Bestuursprocesrecht
Week 1
Opdracht 1 Het Benthem-arrest
a. Wat wordt er bedoeld met het Kroonberoep?
- Administratief beroep wat destijds als eindinstantie gold (hier Minister van
volksgezondheid)
b. Welke twee vragen moest het Europese Hof voor de Rechten van de Mens
beantwoorden in het Benthem-arrest om tot een uitspraak te komen?
- Of een afwijzing van een vergunning een burger raakt in zijn burgerlijke rechten;
- Of meneer Benthem niet het recht had om door te procederen voor een
onafhankelijke rechter
c. Hoe beantwoorde het Hof deze vragen?
- Het Hof concludeerde dat het meneer Benthem raakte in zijn burgerlijke rechten
(art.6 EVRM); inbreuk op eigendomspositie (failliet)
- De rechter is in deze zaak niet onafhankelijk en onpartijdig
d.

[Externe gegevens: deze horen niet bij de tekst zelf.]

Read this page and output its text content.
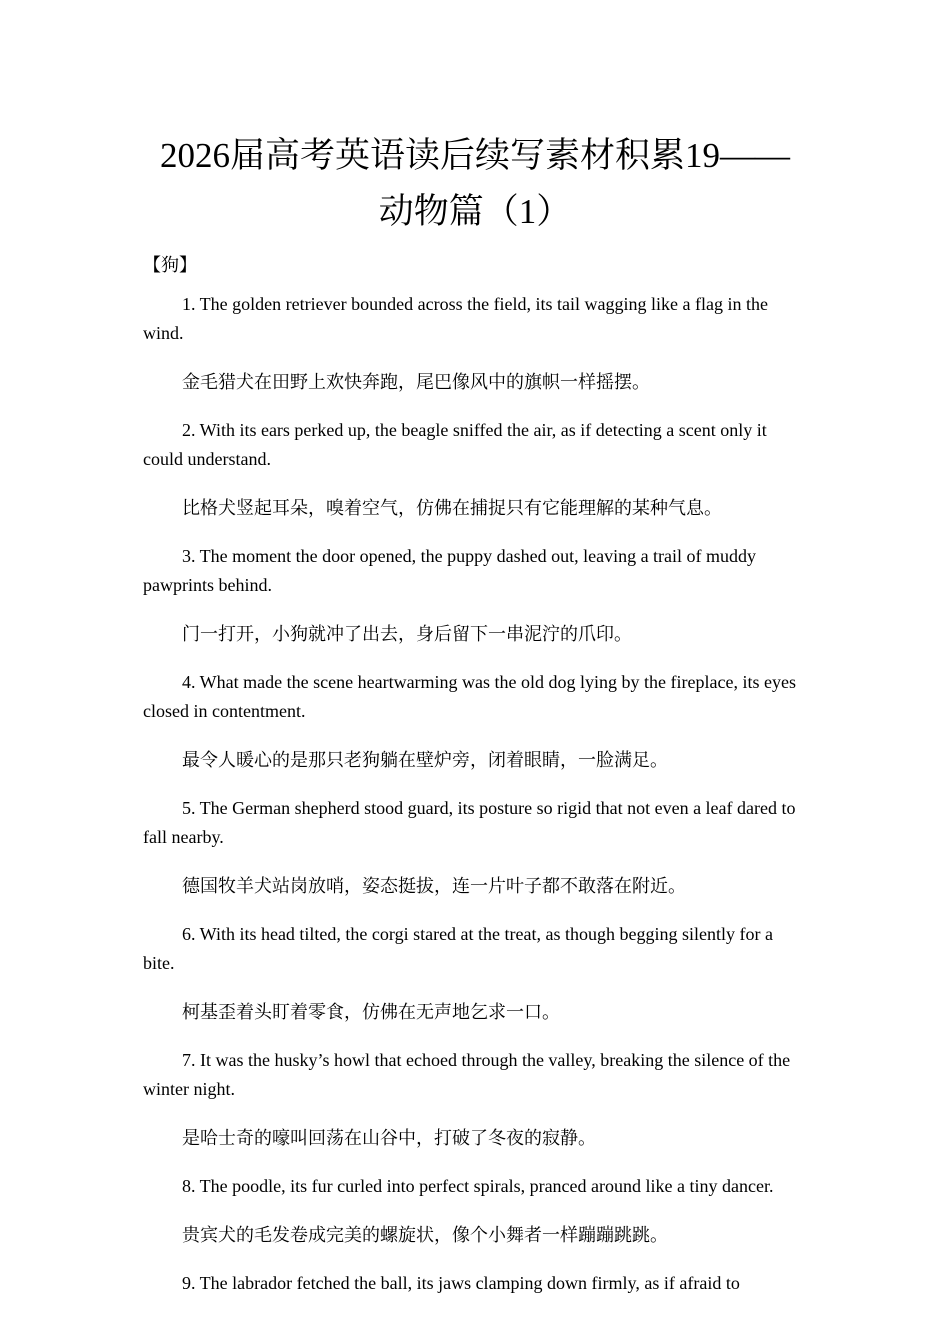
2026届高考英语读后续写素材积累19——
动物篇（1）
【狗】

1. The golden retriever bounded across the field, its tail wagging like a flag in the wind.

金毛猎犬在田野上欢快奔跑，尾巴像风中的旗帜一样摇摆。

2. With its ears perked up, the beagle sniffed the air, as if detecting a scent only it could understand.

比格犬竖起耳朵，嗅着空气，仿佛在捕捉只有它能理解的某种气息。

3. The moment the door opened, the puppy dashed out, leaving a trail of muddy pawprints behind.

门一打开，小狗就冲了出去，身后留下一串泥泞的爪印。

4. What made the scene heartwarming was the old dog lying by the fireplace, its eyes closed in contentment.

最令人暖心的是那只老狗躺在壁炉旁，闭着眼睛，一脸满足。

5. The German shepherd stood guard, its posture so rigid that not even a leaf dared to fall nearby.

德国牧羊犬站岗放哨，姿态挺拔，连一片叶子都不敢落在附近。

6. With its head tilted, the corgi stared at the treat, as though begging silently for a bite.

柯基歪着头盯着零食，仿佛在无声地乞求一口。

7. It was the husky’s howl that echoed through the valley, breaking the silence of the winter night.

是哈士奇的嚎叫回荡在山谷中，打破了冬夜的寂静。

8. The poodle, its fur curled into perfect spirals, pranced around like a tiny dancer.

贵宾犬的毛发卷成完美的螺旋状，像个小舞者一样蹦蹦跳跳。

9. The labrador fetched the ball, its jaws clamping down firmly, as if afraid to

Welke betekenis heeft deze uitspraak gehad voor het stelsel van bestuursrechtspraak in
Nederland?
- Administratief beroep is alleen nog mogelijk als voorbereiding en niet meer als
eindinstantie
Opdracht 2 Voorlopige voorziening (Vuurwerkverbod Hilversum)
Lees de uitspraak Vuurwerkverbod Hilversum (19-12-2014 ECLI:NL:RBMNE:2014:6907) en
beantwoord vervolgens onderstaande vragen:
a. Geef in eigen woorden weer waarom de verzoekers om schorsing of een voorlopige
voorziening hebben verzocht.
- Ze hebben verzocht om een voorlopige voorziening, om in een bepaald gebied
geen vuurwerk af te steken met nieuwjaar. Art. 6:16 Awb; het kan 6 weken duren
voor er een beslissing op het bezwaar is gemaakt . O.g.v. art. 8:81 Awb kun je dan
een vovo aanvragen, want in die zes weken kan er al een hoop schade zijn ontstaan.
Je vraagt dus in een vovo aan de rechter of hij het besluit wil schorsen, anders is het
besluit allang geweest (vuurwerk al afgestoken). Het treft hen verlies in omzet
b. Geef aan de hand van de Awb en de begrippen bevoegdheid en ontvankelijkheid
aan waarom de bestuursrechter zo veel aandacht besteedt aan de vraag of
verzoekers belanghebbende zijn en aan het kwalificeren van het specifieke besluit.
- Omdat het anders niet interessant is, want dan heeft diegene geen procesbelang. De
appellant moet wel ontvankelijk zijn. De rechter moet bevoegd zijn tot besluit, art.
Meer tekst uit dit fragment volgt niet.